Recent findings: Epidemiological studies continue to describe high rates of delayed hypersensitivity to known offenders, as well as similar reactions in preexposure prophylaxis. IM-ADRs to oral and injectable integrase strand transfer inhibitors are reported with expanding use. The clinical spectrum and management of IM-ADRs occurring in HIV-infected populations is similar to uninfected; with exceptions such as a recently described severe delayed efavirenz DILI with high mortality. Furthermore, the context can be unique, such as the lower than expected mortality in a Stevens-Johnson syndrome and toxic epidermal necrolysis (SJS/TEN) cohort from a HIV/TB high burden setting. Programmatic data showing the near complete elimination of Abacavir drug hypersensitivity syndrome following implementation of HLA-B57:01 screening is a stellar example of how prevention is possible with mechanistic insight.

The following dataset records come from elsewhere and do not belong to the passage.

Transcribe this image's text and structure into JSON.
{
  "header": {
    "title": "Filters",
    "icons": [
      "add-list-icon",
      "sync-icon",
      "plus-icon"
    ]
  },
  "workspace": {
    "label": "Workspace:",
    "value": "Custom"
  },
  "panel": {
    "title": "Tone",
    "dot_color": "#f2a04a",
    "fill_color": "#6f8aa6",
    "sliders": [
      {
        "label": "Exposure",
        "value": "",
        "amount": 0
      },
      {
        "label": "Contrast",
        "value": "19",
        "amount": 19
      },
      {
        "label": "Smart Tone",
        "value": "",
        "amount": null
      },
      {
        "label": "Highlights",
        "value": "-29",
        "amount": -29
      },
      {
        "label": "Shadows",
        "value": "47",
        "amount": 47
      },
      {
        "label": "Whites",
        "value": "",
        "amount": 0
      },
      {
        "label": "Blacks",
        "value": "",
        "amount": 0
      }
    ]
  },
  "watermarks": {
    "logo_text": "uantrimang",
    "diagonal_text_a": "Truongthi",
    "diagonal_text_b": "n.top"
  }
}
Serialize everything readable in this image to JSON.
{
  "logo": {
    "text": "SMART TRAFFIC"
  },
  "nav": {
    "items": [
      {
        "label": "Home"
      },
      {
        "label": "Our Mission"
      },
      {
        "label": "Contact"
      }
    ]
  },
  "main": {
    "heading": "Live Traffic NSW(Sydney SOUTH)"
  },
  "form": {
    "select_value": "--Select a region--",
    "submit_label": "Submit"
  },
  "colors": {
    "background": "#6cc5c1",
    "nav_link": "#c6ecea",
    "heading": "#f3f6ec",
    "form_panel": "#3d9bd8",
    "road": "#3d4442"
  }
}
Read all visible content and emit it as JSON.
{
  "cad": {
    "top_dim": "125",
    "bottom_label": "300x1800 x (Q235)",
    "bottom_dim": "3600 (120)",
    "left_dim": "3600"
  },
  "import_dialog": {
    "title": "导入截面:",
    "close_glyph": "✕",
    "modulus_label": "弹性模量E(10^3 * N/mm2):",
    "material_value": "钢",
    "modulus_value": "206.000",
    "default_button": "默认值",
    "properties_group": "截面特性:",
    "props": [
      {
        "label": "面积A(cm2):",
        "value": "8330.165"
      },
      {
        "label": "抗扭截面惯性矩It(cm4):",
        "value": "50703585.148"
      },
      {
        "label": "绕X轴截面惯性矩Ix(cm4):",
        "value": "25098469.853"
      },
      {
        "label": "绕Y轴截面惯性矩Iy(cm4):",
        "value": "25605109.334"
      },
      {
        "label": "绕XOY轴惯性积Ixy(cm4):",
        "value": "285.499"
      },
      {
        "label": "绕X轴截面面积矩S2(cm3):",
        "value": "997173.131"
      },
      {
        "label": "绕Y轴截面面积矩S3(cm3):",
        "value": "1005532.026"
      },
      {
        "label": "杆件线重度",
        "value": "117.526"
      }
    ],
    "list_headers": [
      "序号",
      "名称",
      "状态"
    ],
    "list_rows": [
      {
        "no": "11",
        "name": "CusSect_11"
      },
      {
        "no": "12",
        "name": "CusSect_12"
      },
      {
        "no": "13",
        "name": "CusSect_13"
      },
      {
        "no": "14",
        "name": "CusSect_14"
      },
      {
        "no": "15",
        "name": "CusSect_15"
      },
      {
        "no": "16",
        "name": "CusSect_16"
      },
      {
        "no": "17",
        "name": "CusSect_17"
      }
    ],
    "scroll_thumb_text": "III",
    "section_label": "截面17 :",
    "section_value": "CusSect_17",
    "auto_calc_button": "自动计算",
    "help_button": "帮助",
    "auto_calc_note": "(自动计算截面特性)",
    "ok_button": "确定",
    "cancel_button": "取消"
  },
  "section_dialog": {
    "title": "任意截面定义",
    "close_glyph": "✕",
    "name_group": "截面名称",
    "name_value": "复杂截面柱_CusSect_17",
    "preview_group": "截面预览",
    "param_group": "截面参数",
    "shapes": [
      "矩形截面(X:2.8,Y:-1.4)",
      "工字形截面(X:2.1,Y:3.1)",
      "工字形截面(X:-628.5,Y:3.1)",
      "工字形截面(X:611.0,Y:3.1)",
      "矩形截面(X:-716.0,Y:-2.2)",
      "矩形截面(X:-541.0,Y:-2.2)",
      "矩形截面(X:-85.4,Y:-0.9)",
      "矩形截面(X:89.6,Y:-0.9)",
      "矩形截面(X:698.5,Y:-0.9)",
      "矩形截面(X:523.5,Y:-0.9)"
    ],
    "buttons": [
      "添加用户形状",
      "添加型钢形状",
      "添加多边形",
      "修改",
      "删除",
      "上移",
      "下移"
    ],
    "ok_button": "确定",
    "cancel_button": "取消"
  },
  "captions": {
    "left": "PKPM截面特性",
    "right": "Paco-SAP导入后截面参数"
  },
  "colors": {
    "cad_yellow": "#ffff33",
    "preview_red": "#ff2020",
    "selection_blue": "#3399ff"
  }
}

Summary: IM-ADRs remain a challenge in persons living with HIV. The complexities posed by polypharmacy, overlapping drug toxicities, drug interactions, overlap of IM-ADRs with other diseases, limited alternative drugs, and vulnerable patients with advanced immunosuppression with high mortality, necessitate increased use of drug provocation testing, treat-through and desensitization strategies. There is an urgent need for improved diagnostics and predictive biomarkers for prevention, or to guide treat-through, rechallenge and desensitization approaches.

FIGURE 1.

Enhanced susceptibility to immune-mediated adverse drug reactions through the life-cycle of HIV/AIDS. Several potential mechanisms may explain the increased susceptibility to IM-ADRs through HIV/AIDS life cycle. Prior to infection, individuals or populations may carry specific HLA or other pharmacogenomic risk alleles to particular drugs. Host factors determining HIV control may influence the dynamics of immune dysregulation. Upon infection and as disease progresses, CD4⁺ T cells are depleted, with homeostatic expansion of CD8⁺ T cells, particularly functional memory CD8⁺ T cells. Marked immune hyperactivation characterized by excessive levels of inflammatory cytokines, such as type I interferons (IFN-α) and suppressive cytokines, IL-10 and changes in the expression levels of IFN-γ induced chemokines (IP-10). Another influence includes altered immunoregulatory pathways, which results in the lack of counterbalance against cytotoxic immune responses. Reactivation of comorbid herpes viral infections, such as CMV, EBV, of HHV6 and HHV8 may occur during worsening immunosuppression; viral reactivation has a known association with DRESS. HIV can alter redox balance and potentially increase the production and accumulation of toxic reactive metabolites. Overall, during chronic infection, uncontrolled immune activation, loss of CD4⁺ T cells and Tregs and unopposed CD8⁺ cytotoxic T-cell responses likely promotes the enhanced susceptibility to IM-ADRs in HIV/AIDS patients. The precise balance of these signals may determine the severity of these reactions in different stages of infection. ADME, absorption, distribution, metabolism and elimination; CMV, cytomegalovirus; DRESS, drug reaction with eosinophilia and systemic symptoms; EBV, Epstein–Barr virus; HHVs, human herpes viruses; IFN-α, interferon-alpha; IFN-γ, interferon-gamma; IM-ADR, immune-mediated adverse drug reaction; IP-10, interferon gamma-induced protein 10; TB, tuberculosis; TH2, T-helper 2; TNF, tumor necrosis factor; Treg, regulatory T cells.